Several modernization initiatives in the Canadian Army have underscored the importance for a robust network capability to support a full spectrum of operations between headquarters, formations and units. Past efforts in Libya and Afghanistan have also emphasized this longstanding capability gap, where fielded network equipment did not allow for seamless sharing of critical information.
And with a range of possible scenarios in the future–from peacekeeping, to counterinsurgency, to full out war–“the Army must be network-enabled, capable of exchanging information laterally and vertically, between sensors, weapons, vehicles and command and control nodes, and enabling information accessibility by the right person at the right time,” according to Designing Canada’s Army of Tomorrow, a key document in Army 2021 planning.

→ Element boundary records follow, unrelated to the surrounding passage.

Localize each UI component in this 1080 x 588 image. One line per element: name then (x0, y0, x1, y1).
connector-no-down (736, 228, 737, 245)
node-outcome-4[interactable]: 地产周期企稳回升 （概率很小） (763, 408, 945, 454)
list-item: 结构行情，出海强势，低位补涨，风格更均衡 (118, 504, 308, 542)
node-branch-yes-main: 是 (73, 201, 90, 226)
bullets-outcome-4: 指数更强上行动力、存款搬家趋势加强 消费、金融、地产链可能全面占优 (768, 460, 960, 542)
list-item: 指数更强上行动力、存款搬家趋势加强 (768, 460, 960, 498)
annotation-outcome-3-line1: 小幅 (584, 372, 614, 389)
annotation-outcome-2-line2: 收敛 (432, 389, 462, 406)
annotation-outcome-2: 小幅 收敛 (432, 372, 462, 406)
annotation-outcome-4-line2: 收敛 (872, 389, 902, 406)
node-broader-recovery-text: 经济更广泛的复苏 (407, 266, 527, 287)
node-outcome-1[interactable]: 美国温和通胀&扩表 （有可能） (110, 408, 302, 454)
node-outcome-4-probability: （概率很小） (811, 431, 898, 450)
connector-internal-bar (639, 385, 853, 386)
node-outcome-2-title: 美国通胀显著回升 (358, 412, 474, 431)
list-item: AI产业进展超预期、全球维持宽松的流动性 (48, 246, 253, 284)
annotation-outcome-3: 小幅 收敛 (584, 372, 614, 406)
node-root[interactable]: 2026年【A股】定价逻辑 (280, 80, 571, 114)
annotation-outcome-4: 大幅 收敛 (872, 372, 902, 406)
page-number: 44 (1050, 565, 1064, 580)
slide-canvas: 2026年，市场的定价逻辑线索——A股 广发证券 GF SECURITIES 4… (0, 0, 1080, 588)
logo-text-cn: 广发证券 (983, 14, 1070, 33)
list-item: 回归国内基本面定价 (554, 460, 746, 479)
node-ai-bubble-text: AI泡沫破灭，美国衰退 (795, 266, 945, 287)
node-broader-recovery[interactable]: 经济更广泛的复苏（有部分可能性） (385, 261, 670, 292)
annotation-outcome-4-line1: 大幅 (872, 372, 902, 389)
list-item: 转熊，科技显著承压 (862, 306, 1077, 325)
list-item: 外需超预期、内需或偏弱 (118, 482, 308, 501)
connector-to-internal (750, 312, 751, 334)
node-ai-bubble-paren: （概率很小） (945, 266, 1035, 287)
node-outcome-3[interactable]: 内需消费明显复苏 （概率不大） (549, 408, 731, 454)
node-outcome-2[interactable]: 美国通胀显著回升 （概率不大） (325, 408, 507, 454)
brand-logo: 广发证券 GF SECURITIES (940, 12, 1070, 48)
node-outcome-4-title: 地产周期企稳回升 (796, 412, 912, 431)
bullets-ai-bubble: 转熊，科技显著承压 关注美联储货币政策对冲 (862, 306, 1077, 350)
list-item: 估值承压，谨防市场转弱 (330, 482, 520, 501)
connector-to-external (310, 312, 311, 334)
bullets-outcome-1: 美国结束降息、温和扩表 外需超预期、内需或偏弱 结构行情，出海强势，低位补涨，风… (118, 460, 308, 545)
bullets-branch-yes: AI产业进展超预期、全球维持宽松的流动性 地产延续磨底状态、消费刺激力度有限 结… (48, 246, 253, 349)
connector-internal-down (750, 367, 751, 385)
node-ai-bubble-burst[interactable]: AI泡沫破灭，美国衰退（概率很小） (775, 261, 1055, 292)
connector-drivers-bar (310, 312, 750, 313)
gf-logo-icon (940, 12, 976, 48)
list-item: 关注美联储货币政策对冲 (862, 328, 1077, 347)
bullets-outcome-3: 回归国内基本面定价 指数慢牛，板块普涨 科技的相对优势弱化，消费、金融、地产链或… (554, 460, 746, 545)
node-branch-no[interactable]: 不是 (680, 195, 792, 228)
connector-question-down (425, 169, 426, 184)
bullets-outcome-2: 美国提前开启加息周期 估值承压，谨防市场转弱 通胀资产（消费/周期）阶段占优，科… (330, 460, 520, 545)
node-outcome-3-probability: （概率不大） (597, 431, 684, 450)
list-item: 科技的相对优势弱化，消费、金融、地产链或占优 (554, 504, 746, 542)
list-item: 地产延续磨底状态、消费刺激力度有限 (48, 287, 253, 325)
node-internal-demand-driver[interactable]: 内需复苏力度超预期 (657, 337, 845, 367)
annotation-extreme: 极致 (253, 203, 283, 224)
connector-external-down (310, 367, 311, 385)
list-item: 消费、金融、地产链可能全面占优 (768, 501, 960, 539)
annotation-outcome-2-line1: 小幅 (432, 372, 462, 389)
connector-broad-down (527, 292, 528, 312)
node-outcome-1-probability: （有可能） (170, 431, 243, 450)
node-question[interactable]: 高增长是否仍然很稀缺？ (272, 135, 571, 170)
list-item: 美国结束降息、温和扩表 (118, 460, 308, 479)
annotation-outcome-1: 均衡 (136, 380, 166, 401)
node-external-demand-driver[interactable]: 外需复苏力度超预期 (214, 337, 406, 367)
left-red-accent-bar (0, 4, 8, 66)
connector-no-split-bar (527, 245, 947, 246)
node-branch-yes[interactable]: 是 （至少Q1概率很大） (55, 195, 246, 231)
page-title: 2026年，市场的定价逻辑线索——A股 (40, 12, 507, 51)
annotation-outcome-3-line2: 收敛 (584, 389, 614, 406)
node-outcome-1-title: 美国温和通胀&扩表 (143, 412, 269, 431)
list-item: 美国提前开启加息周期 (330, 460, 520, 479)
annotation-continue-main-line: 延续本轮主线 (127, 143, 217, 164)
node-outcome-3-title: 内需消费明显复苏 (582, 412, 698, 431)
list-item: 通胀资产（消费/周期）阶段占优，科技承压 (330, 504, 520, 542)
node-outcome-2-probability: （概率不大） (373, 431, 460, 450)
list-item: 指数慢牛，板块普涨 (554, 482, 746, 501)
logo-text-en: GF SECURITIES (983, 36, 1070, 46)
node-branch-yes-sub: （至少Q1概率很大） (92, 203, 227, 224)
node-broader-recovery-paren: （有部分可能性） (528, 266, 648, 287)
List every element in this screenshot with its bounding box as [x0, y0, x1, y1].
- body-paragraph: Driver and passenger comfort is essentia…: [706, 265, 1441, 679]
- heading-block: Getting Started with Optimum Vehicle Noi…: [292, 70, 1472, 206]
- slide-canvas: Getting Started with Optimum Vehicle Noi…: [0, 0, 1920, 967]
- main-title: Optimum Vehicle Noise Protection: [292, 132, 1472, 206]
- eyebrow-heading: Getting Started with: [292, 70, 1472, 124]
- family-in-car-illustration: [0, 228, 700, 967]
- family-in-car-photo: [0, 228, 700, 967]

Now consider a highly integrated tactical communications infrastructure that is assured and secured with active cyber defence, with more than enough bandwidth to provide dismounted leaders access to all of the traditional and non-traditional Intelligence, Surveillance, and Reconnaissance (ISR) sources, the Common Operating Picture (COP), and the digital networks that are critical to maintaining end-to-end situational awareness. This capability would allow CAF to maximise and re-capitalise the utilization of in-service tactical communication systems with a modern approach to information management and networking, making use of private sector communications technology, including increased satcom bandwidth for new and emerging data transit requirements, expanded utilization of Link 16 communications for increased air-to-ground situational awareness, a “commander’s dashboard” for network and cyber monitoring, and Anti-Jam (AJ) and Low Probability of Intercept (LPI) over commercial Ka band satcom for operations in Anti-Access Area-Denial (A2AD) environments.
Viasat is one of the communications companies that is bringing this end-to-end capability forward and urging the DND to take advantage of the accelerated development cycles, substantially higher research and development funding, and advanced technology available within the private sector.
Modern private sector communications networks, such as this “Hybrid Adaptive Network” architecture, provide substantially greater performance, resilience, security, scalability, and cost-effectiveness than their government purpose-built counterparts. This performance gap will continue to widen as the private sector continues to apply agile development processes and accelerate research and development in order to create competitive advantage in the multi-billion dollar communication market. Due to their longer acquisition and development cycles, future government purpose-built systems will be at least one generation behind the technology and performance curve on the day they become operational, and they will grow more obsolete over the course of their fielded life-cycle.
Ken Peterman, Viasat’s president of government systems, also recommends the government and commercial sector look to be interoperable at the network layer to provide warfighters with a seamless, resilient, agile, and protected satcom network available everywhere. This Hybrid Adaptive Network would enable new, cutting-edge commercial technologies to be used interchangeably with other services as well as existing DND purpose-built systems, rapidly delivering enhanced resilience at an affordable price.
At the present time, the CAF operates over WGS and purchases communications bandwidth on an as-required basis from commercial satellites. While this has been sufficient to date, future requirements and emerging threats from near-peer adversaries have highlighted the critical need to improve secure communications. Moving from an exclusively closed-government network (acquisition-based model) to a platform that is shared with commercial network providers (market-based competition model) sets up an open-standards marketplace for satellite services for the DND, encourages innovation, reduces the risk of adding new types of networks in the future, and provides an easy path to interoperability.
Recent joint exercises in the United States have already demonstrated the promise of this architecture for empowering ground forces to fight whenever and wherever they are needed. With these modernization initiatives, the Army will have a network that is not only ubiquitous, but also sufficiently robust to support the evermore extensive use of battlefield data, even in the face of the emerging threats from near-peer adversaries.